元徴用工の遺族らが日本企業に損害賠償を求めた裁判で、ソウル中央地方裁判所はこのほど、原告の訴えを却下しました。

却下とは、裁判所や審判機関が訴訟の要件を満たしていないと判断し、請求や申し立てを受け付けないことを意味し、原告敗訴と同じ判決です。

元徴用工の損害賠償をめぐっては2018年に別の原告が起こした訴訟で、最高裁にあたる大法院で日本企業に賠償を命じる判決が確定していて、ソウル中央地方裁判所の今回の判決は、最高裁にあたる大法院の判決を下級審が覆したことになります。

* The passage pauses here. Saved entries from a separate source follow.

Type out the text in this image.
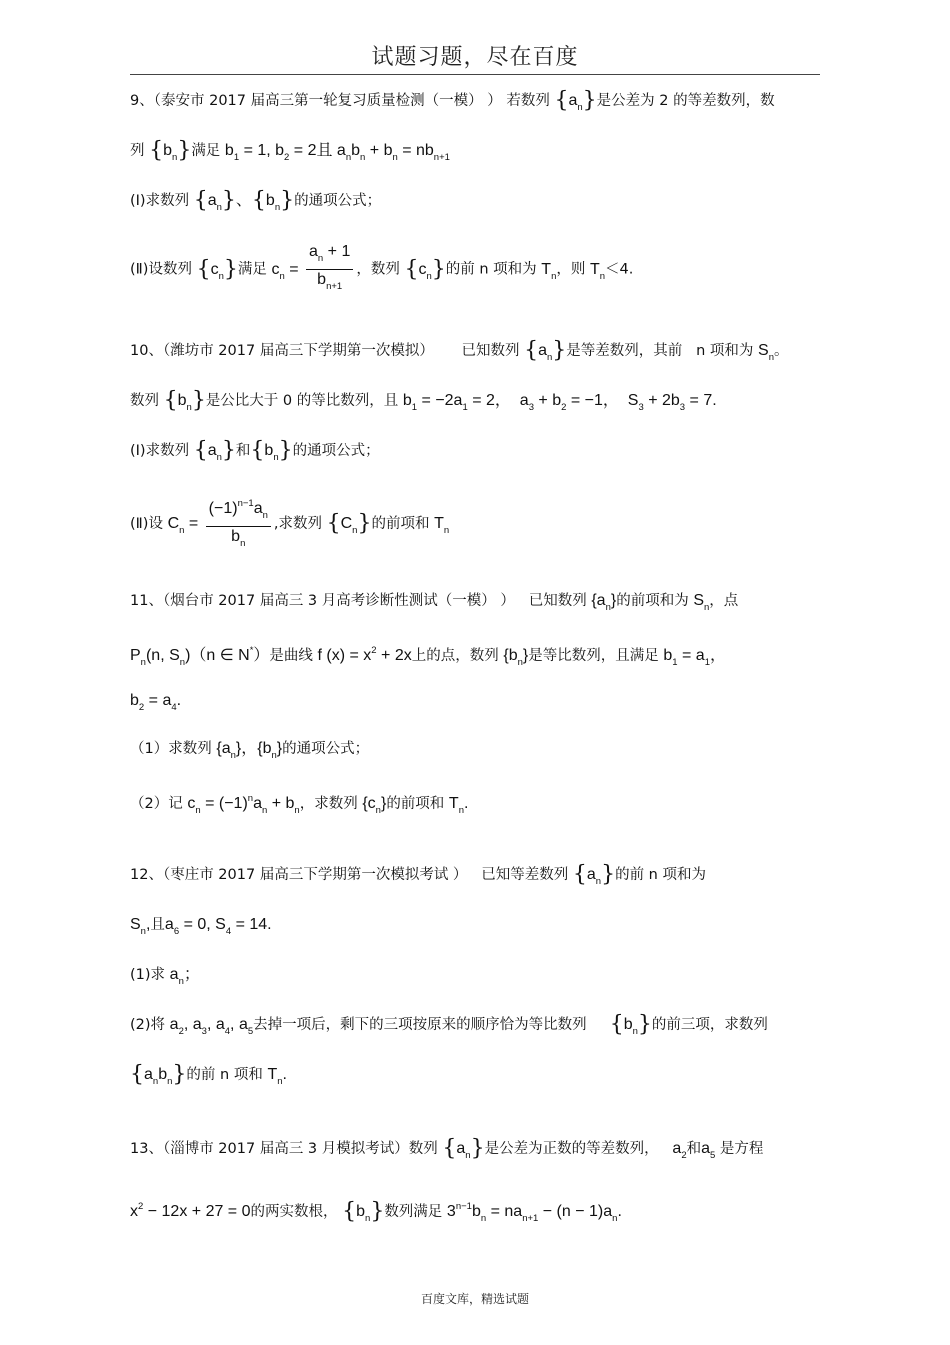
试题习题，尽在百度
9、（泰安市 2017 届高三第一轮复习质量检测（一模） ） 若数列 $\{a_n\}$是公差为 2 的等差数列，数
列 $\{b_n\}$满足 $b_1 = 1$, $b_2 = 2$且 $a_nb_n + b_n = nb_{n+1}$
(I)求数列 $\{a_n\}$、$\{b_n\}$的通项公式；
(Ⅱ)设数列 $\{c_n\}$满足 $c_n = \frac{a_n + 1}{b_{n+1}}$ ，数列 $\{c_n\}$的前 n 项和为 $T_n$，则 $T_n<4$.
10、（潍坊市 2017 届高三下学期第一次模拟） 已知数列 $\{a_n\}$是等差数列，其前 n 项和为 $S_n$。
数列 $\{b_n\}$是公比大于 0 的等比数列，且 $b_1 = -2a_1 = 2$，  $a_3 + b_2 = -1$，  $S_3 + 2b_3 = 7$.
(I)求数列 $\{a_n\}$和$\{b_n\}$的通项公式；
(Ⅱ)设 $C_n = \frac{(-1)^{n-1}a_n}{b_n}$ ,求数列 $\{C_n\}$的前项和 $T_n$
11、（烟台市 2017 届高三 3 月高考诊断性测试（一模） ） 已知数列 $\{a_n\}$的前项和为 $S_n$，点
$P_n(n$, $S_n)(n$ ∈ N*）是曲线 f $(x) = x^2 + 2x$上的点，数列 $\{b_n\}$是等比数列，且满足 $b_1 = a_1$，
$b_2 = a_4$.
（1）求数列 $\{a_n\}$，$\{b_n\}$的通项公式；
（2）记 $c_n = (-1)^na_n + b_n$，求数列 $\{c_n\}$的前项和 $T_n$.
12、（枣庄市 2017 届高三下学期第一次模拟考试 ） 已知等差数列 $\{a_n\}$的前 n 项和为
$S_n$,且$a_6 = 0$, $S_4 = 14$.
(1)求 $a_n$；
(2)将 $a_2$, $a_3$, $a_4$, $a_5$去掉一项后，剩下的三项按原来的顺序恰为等比数列 $\{b_n\}$的前三项，求数列
$\{a_nb_n\}$的前 n 项和 $T_n$.
13、（淄博市 2017 届高三 3 月模拟考试）数列 $\{a_n\}$是公差为正数的等差数列， $a_2$和$a_5$ 是方程
$x^2 - 12x + 27 = 0$的两实数根， $\{b_n\}$数列满足 $3^{n-1}b_n = na_{n+1} - (n - 1)a_n$.
百度文库，精选试题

ソウル中央地方裁判所は原告の賠償請求権について、1965年の韓日請求権協定によって個人の請求権が完全に消滅したとは言えない、としたものの、日本政府や日本企業を相手に訴訟で請求権を行使するのは制限されると指摘しました。

日本企業に賠償を命じた2018年の大法院判決では、請求権問題が「完全かつ最終的に解決された」と明記した韓日請求権協定によって個人の請求権は制限されるとみなすべきで、日本企業ではなく韓国政府が賠償するのが妥当だとする少数意見がありました。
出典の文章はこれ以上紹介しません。